Logo vêm as primeiras capturas na linha de meus companheiros, as intragáveis piranhas. Piranha, em minha opinião é quase que uma praga no pantanal. A vantagem de pescar a noite é que a pessoa consegue fugir mais delas, mas mesmo assim ainda se pega piranhas à noite.
Estava quieto e até satisfeito, pois não tinha enfrentado tudo aquilo para pegar piranhas. Mesmo sabendo que se batesse um Jaú muito pesado na minha linha eu não conseguiria segurar na mão,teria ao menos a experiência de tentar.
Por volta de uma hora depois já estávamos com algumas piranhas e uns dois abotoados o qual é um parente do bagre mais conhecido no sul e sudeste por armado.

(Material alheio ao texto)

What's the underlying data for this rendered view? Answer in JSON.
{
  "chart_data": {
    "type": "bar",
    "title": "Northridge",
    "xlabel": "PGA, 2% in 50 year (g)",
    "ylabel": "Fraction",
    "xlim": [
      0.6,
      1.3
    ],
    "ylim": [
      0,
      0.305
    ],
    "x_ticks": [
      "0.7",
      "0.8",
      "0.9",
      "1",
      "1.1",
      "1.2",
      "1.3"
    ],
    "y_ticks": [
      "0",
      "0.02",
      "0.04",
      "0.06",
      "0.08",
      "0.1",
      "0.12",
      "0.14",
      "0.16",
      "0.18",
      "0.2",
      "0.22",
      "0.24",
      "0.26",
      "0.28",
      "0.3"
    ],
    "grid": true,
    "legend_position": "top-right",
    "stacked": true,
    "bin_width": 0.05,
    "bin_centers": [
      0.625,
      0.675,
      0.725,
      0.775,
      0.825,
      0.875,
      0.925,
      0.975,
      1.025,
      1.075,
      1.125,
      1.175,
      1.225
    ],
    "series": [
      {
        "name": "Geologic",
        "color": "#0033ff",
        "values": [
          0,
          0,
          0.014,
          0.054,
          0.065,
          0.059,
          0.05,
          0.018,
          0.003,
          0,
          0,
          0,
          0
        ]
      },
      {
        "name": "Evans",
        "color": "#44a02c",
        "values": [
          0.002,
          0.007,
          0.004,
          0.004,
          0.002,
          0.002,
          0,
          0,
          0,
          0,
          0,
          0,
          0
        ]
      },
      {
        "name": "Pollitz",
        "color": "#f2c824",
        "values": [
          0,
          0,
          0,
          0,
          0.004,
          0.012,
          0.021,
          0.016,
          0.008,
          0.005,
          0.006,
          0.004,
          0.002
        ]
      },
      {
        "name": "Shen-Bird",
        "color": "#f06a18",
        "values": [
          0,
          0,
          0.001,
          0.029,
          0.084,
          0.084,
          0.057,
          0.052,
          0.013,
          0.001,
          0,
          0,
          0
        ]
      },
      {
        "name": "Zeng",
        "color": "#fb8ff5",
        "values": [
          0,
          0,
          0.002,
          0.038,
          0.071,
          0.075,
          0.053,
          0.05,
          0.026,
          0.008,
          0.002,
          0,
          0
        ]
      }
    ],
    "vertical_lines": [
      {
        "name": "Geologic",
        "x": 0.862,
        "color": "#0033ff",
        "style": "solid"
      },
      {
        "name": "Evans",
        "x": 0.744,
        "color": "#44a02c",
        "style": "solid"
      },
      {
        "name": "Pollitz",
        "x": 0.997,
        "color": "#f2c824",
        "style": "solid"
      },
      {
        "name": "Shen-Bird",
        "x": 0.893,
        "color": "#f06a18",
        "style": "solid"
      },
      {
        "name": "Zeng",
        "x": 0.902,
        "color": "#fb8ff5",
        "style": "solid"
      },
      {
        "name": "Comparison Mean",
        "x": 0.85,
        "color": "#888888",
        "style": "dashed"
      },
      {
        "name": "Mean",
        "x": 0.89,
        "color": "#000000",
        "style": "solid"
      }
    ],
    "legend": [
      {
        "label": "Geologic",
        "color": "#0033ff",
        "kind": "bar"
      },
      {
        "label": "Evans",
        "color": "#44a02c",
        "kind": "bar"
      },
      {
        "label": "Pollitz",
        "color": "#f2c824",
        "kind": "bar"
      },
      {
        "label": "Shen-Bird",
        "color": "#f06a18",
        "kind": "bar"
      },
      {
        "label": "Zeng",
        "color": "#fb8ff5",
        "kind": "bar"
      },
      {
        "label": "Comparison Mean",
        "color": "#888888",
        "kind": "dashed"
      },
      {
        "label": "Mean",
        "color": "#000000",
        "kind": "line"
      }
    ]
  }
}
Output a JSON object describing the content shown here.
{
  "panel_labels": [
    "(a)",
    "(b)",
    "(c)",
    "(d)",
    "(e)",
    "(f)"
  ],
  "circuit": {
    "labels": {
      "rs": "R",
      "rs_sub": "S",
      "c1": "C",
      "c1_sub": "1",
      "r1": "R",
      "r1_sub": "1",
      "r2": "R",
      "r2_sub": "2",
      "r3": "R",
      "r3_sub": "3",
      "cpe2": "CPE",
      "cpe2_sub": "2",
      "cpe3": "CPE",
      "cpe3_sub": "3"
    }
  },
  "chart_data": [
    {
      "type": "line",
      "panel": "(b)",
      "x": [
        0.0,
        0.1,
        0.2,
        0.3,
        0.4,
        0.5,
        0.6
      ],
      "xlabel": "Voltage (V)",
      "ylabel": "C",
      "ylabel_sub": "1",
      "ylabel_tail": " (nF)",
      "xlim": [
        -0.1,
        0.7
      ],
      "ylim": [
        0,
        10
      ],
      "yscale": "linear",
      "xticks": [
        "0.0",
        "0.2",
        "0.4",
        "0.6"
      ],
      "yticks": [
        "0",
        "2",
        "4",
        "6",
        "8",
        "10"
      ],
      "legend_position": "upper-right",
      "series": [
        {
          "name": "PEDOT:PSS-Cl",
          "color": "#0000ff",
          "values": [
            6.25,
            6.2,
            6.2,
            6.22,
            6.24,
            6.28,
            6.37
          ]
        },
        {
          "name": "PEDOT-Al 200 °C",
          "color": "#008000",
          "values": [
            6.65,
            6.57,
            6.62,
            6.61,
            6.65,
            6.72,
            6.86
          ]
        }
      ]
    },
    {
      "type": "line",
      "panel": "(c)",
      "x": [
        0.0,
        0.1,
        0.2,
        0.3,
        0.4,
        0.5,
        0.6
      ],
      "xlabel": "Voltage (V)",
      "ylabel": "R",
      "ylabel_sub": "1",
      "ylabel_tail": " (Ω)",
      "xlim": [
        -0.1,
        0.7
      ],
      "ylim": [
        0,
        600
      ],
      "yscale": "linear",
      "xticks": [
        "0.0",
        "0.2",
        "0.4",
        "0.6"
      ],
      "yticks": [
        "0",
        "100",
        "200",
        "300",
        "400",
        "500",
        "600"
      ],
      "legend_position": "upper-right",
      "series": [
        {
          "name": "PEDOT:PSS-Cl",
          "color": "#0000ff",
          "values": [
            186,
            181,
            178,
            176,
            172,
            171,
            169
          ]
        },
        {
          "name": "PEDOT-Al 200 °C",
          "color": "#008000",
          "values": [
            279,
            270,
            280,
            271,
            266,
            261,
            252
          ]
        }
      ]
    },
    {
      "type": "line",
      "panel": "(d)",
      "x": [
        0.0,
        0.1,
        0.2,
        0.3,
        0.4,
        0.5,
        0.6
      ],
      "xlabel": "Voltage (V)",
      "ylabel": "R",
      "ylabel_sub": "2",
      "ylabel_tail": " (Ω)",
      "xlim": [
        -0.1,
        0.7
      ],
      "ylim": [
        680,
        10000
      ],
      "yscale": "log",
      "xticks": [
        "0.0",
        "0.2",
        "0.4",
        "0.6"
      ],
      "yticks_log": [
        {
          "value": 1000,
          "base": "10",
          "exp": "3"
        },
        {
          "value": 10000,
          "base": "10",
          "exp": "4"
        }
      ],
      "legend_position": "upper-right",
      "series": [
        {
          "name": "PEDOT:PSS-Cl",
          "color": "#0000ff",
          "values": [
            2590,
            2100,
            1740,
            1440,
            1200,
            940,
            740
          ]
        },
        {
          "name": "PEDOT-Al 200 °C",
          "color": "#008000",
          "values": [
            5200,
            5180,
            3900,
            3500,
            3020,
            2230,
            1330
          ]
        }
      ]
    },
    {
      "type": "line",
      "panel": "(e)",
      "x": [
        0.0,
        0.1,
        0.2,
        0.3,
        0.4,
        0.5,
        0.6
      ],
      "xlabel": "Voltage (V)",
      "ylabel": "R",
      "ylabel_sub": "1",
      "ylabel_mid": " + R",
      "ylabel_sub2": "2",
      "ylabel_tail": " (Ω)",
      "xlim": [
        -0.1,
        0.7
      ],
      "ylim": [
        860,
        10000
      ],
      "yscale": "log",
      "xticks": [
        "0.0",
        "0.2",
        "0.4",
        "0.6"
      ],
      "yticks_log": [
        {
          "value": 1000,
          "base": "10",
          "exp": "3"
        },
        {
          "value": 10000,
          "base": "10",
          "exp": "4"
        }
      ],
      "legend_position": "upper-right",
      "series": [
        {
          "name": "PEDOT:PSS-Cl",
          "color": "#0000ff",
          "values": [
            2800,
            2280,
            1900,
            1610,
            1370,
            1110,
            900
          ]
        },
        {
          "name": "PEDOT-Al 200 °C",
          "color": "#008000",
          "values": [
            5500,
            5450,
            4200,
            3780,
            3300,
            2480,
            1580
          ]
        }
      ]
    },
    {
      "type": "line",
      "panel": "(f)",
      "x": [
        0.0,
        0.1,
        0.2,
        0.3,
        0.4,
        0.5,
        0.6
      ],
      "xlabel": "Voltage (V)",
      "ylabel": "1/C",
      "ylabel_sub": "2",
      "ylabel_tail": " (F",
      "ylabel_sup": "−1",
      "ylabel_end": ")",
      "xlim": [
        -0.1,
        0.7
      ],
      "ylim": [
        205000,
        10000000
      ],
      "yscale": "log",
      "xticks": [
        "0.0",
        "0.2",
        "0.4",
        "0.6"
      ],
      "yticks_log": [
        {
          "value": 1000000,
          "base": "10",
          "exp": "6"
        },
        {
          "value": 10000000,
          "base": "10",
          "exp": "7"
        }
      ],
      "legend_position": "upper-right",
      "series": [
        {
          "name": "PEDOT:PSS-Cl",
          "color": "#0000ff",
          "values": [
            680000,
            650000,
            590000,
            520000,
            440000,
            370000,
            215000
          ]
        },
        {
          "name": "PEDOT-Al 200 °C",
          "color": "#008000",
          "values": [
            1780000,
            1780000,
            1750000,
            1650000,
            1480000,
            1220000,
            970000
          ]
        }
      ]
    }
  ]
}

E eu, continuava ali, passando frio e segurando a linha. Nada de peixe! Nem um beliscão. A gozação começa e o pescador iniciante, eu, continua rebatendo as zombarias. Já imaginava sair apenas com a experiência na memória.
De repente um puxão violento acontece na minha linhada. Tento segurar, mas não consigo, pois a linha queimava a pele da palma da minha mão. Deixo-a escorrer por entre os dedos com cuidado até a velocidade da puxada diminuir e então tento recolher a linha. Novamente outra puxada violenta e mais linha se vai. Repito o procedimento várias vezes e cada vez que recolho consigo ganhar um pouco mais de linha do que o peixe consegue puxar. Os indígenas ficam apreensivos e pedem para recolher eles próprios. Digo:
-Não, este é meu! Nem que eu tenha que perder, mas este é meu!
Ao final o grande peixe, já cansado, chega a beira das pedras e os indígenas correm, pegam o porrete que utilizam em pescarias para atordoar peixes grandes e batem na cabeça do grande exemplar.
Atordoado o Jaú é retirado da água. Mais duas porretadas certeiras para terminar o serviço e o som ecoa pelo leito do rio e por entre as árvores da floresta. É o fim!
O Jaú de mais ou menos 7 quilos e quase um metro de peixe se mostra por inteiro. Apesar de pequeno para um Jaú que pode chegar a mais de 100 quilos, é um troféu que retiro das águas e o tão sonhado almoço de amanhã. A malhação dos indígenas acaba e começa a malhação do “homem branco”. Para quem não conhece, o Jaú é um dos peixes mais difíceis e pesados do rio. Peixe robusto e de puxada firme, freqüentemente quando se entoca em locas de pedras ninguém mais tira. É como se fosse o Arnold Schwarzenegger dos rios, grosso e forte, mas não tão saboroso quanto o pintado, a gostosona de Copacabana.
Na volta para casa, orgulhoso e feliz pela experiência, ao olhar os outros peixes em relação ao meu vêm a lembrança das crianças indígenas. Apesar de ninguém passar fome naquele local rico em fauna e flora, imagino a felicidade naqueles rostinhos ao ver um espécime tão bonito e corpulento. As famílias são grandes e um banquete volta e meia não iria fazer mau a ninguém. Penso bem e entrego o troféu aos meus companheiros de pesca. Agradecidos, voltam para as suas casas e eu volto ao meu recinto de descanso com o prêmio apenas na memória. Estou satisfeito!
No próximo mês, só para não falarem que foi sorte de principiante, volto à pescaria com os mesmos figurantes. O protagonista, eu, volto à cena e desta vez com dois exemplares, um pintado e outro Jaú enquanto os outros seguem com seus palmitos, piranhas e abotoados. O mito da sorte de principiante foi quebrado, e enquanto eles discutem o fato, fico eu, procurando em surdina, o pé de coelho escondido nas minhas roupas!